Thomas decided to run the script on the server that would issue alerts as soon as slots were available. His website under45.in adds people to relevant Telegram groups in their areas. As of July 1, his tool was being used in 675-odd districts across the country and has 41 lakh subscribers. As of July 5, code-sharing service Github showed 2,430 repository results for CoWin slot-booking alert systems in India.
But despite the alerts, it is still difficult to find slots, Thomas says. “For example, until about two weeks ago in Ernakulam, Kerala, we had close to 60,000 to 70,000 people in the Telegram group wanting vaccines, but only 200 or 250 slots opened on a daily basis. Even those 250 slots did not come together, but in batches of 100 or 50, making it more difficult for people to access CoWin and book slots,” he says.
Thomas sees the usefulness of CoWin as a centralised database of information for studying data trends for pandemic management. “We face issues because everyone does not have access to the internet, plus there’s a vaccine shortage,” he says. “So while I understand the need for CoWin, I don’t know how well its current form has been thought through.”
How will all this data be used?
Sugathan says they know of several instances where “people had not been asked for consent for creation of UHID, but ended up getting one. This does not constitute informed consent,” he says, adding that creation of UHID “under the garb of vaccination process” is not in compliance with the SC decision in KS Puttaswamy vs Union of India (2017) on the Fundamental Right to Privacy.

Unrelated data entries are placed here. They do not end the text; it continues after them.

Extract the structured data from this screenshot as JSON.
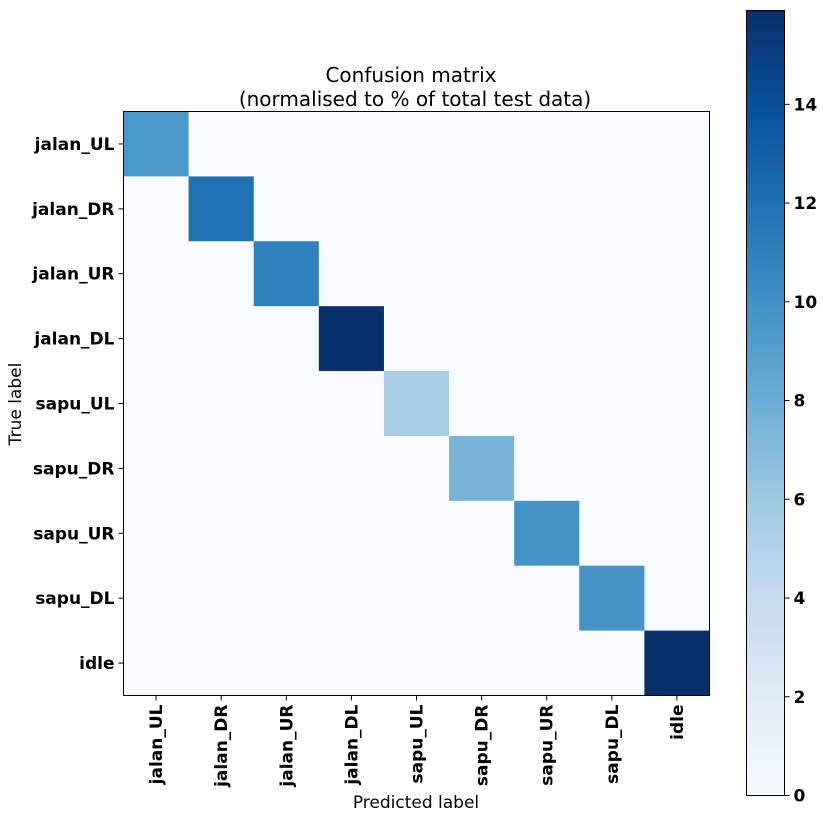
{
  "chart_data": {
    "type": "heatmap",
    "title_line1": "Confusion matrix",
    "title_line2": "(normalised to % of total test data)",
    "xlabel": "Predicted label",
    "ylabel": "True label",
    "row_labels": [
      "jalan_UL",
      "jalan_DR",
      "jalan_UR",
      "jalan_DL",
      "sapu_UL",
      "sapu_DR",
      "sapu_UR",
      "sapu_DL",
      "idle"
    ],
    "col_labels": [
      "jalan_UL",
      "jalan_DR",
      "jalan_UR",
      "jalan_DL",
      "sapu_UL",
      "sapu_DR",
      "sapu_UR",
      "sapu_DL",
      "idle"
    ],
    "values": [
      [
        9.5,
        0,
        0,
        0,
        0,
        0,
        0,
        0,
        0
      ],
      [
        0,
        12.0,
        0,
        0,
        0,
        0,
        0,
        0,
        0
      ],
      [
        0,
        0,
        11.0,
        0,
        0,
        0,
        0,
        0,
        0
      ],
      [
        0,
        0,
        0,
        15.9,
        0,
        0,
        0,
        0,
        0
      ],
      [
        0,
        0,
        0,
        0,
        5.5,
        0.1,
        0,
        0,
        0
      ],
      [
        0,
        0,
        0,
        0,
        0,
        7.5,
        0,
        0,
        0
      ],
      [
        0,
        0,
        0,
        0,
        0,
        0,
        9.7,
        0.1,
        0.1
      ],
      [
        0,
        0,
        0,
        0,
        0,
        0,
        0,
        9.8,
        0.1
      ],
      [
        0,
        0,
        0,
        0,
        0,
        0,
        0,
        0,
        15.9
      ]
    ],
    "colorbar": {
      "min": 0,
      "max": 15.9,
      "ticks": [
        0,
        2,
        4,
        6,
        8,
        10,
        12,
        14
      ],
      "colormap": "Blues"
    }
  }
}
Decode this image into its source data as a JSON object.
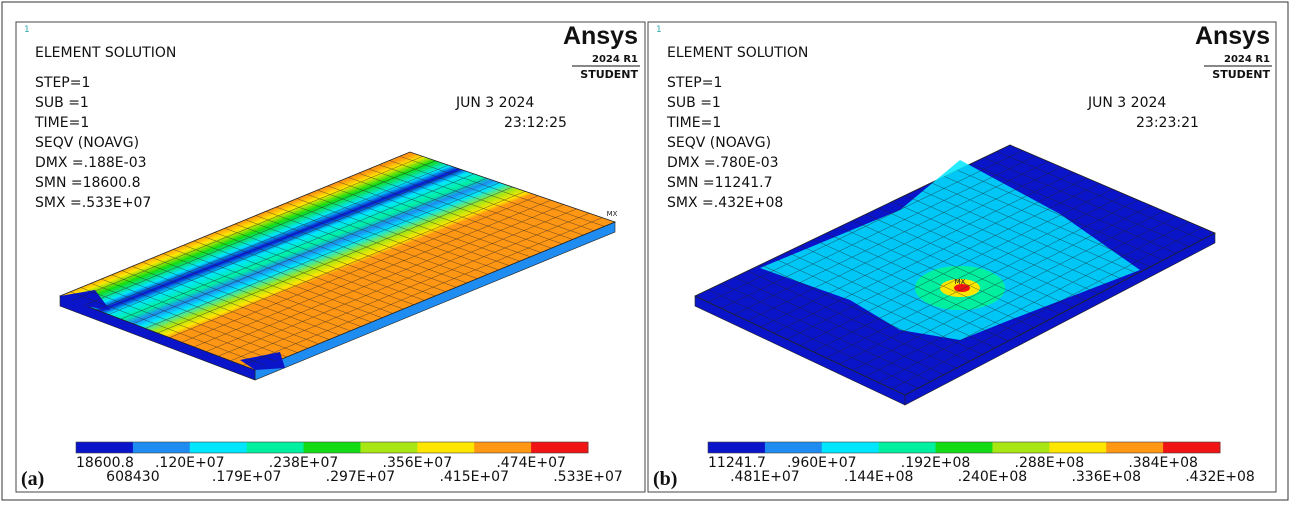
{
  "panels": [
    {
      "label": "(a)",
      "window": "1",
      "title": "ELEMENT SOLUTION",
      "info": [
        "STEP=1",
        "SUB =1",
        "TIME=1",
        "SEQV   (NOAVG)",
        "DMX =.188E-03",
        "SMN =18600.8",
        "SMX =.533E+07"
      ],
      "date": "JUN  3 2024",
      "time": "23:12:25",
      "logo": "Ansys",
      "version": "2024 R1",
      "edition": "STUDENT",
      "marker": "MX",
      "legend": {
        "colors": [
          "#0a14c8",
          "#1e8cf0",
          "#00e6ff",
          "#00f0a0",
          "#14dc14",
          "#a8e614",
          "#ffe600",
          "#ff9614",
          "#f01414"
        ],
        "labels": [
          "18600.8",
          "608430",
          ".120E+07",
          ".179E+07",
          ".238E+07",
          ".297E+07",
          ".356E+07",
          ".415E+07",
          ".474E+07",
          ".533E+07"
        ]
      }
    },
    {
      "label": "(b)",
      "window": "1",
      "title": "ELEMENT SOLUTION",
      "info": [
        "STEP=1",
        "SUB =1",
        "TIME=1",
        "SEQV   (NOAVG)",
        "DMX =.780E-03",
        "SMN =11241.7",
        "SMX =.432E+08"
      ],
      "date": "JUN  3 2024",
      "time": "23:23:21",
      "logo": "Ansys",
      "version": "2024 R1",
      "edition": "STUDENT",
      "marker": "MX",
      "legend": {
        "colors": [
          "#0a14c8",
          "#1e8cf0",
          "#00e6ff",
          "#00f0a0",
          "#14dc14",
          "#a8e614",
          "#ffe600",
          "#ff9614",
          "#f01414"
        ],
        "labels": [
          "11241.7",
          ".481E+07",
          ".960E+07",
          ".144E+08",
          ".192E+08",
          ".240E+08",
          ".288E+08",
          ".336E+08",
          ".384E+08",
          ".432E+08"
        ]
      }
    }
  ]
}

Tanmay Singh, associate litigation counsel at the Internet Freedom Foundation, says that CoWin is following the Aadhaar playbook. “While people now have a choice to link CoWin with UHID, we have seen in the past how 'voluntary' has become 'mandatory' and people are left with no choice but to comply,” he says, adding that this is likely to become a bigger concern as the UHID gains ground in the wake of the scaling up of the National Digital Health Mission (NDHM). He points to how Digilocker is a partner programme for CoWin. “This is all a data-collection exercise.”
The Personal Data Protection (PDP) Bill, 2019, has still not been passed by Parliament, in the absence of which, there is no clarity on how the government will use the personal data collected via CoWin, says Singh. “This is a cause for concern, because we don’t know what is going to be done with this data, which parties this is going to be shared with, and for what purpose. It creates a lot of room for speculation, which, ideally, should not exist.”
Sharma, who was one of the main architects of Aadhaar in India as the chief of the Unique Identification Authority of India (UIDAI), sees a life beyond Covid-19 vaccinations for CoWin by deploying it for other vaccinations and immunisation programmes in the future. He says that in five months since its launch in January, CoWin has got about 300 million registrations. “You cannot say that a product has achieved finality in five months. It is obviously a work-in-progress and we will continue to add features as required by the policy or people-centricity of the platform.”
Singh agrees that officials have been consistently improving CoWin, based on feedback, which is why the platform today is not the same as the one that was launched in January. “But when you make a platform of this nature, and more importantly, when you make it the only way to access vaccines, you must get it right the first time. Because if there are issues that lead to even 1 percent of the population getting excluded, that's more than a crore people,” he says. “With the technology solution as it is now, you stand to exclude not just 1 percent, but 20-30 percent of the population, which is a mind-boggling number.”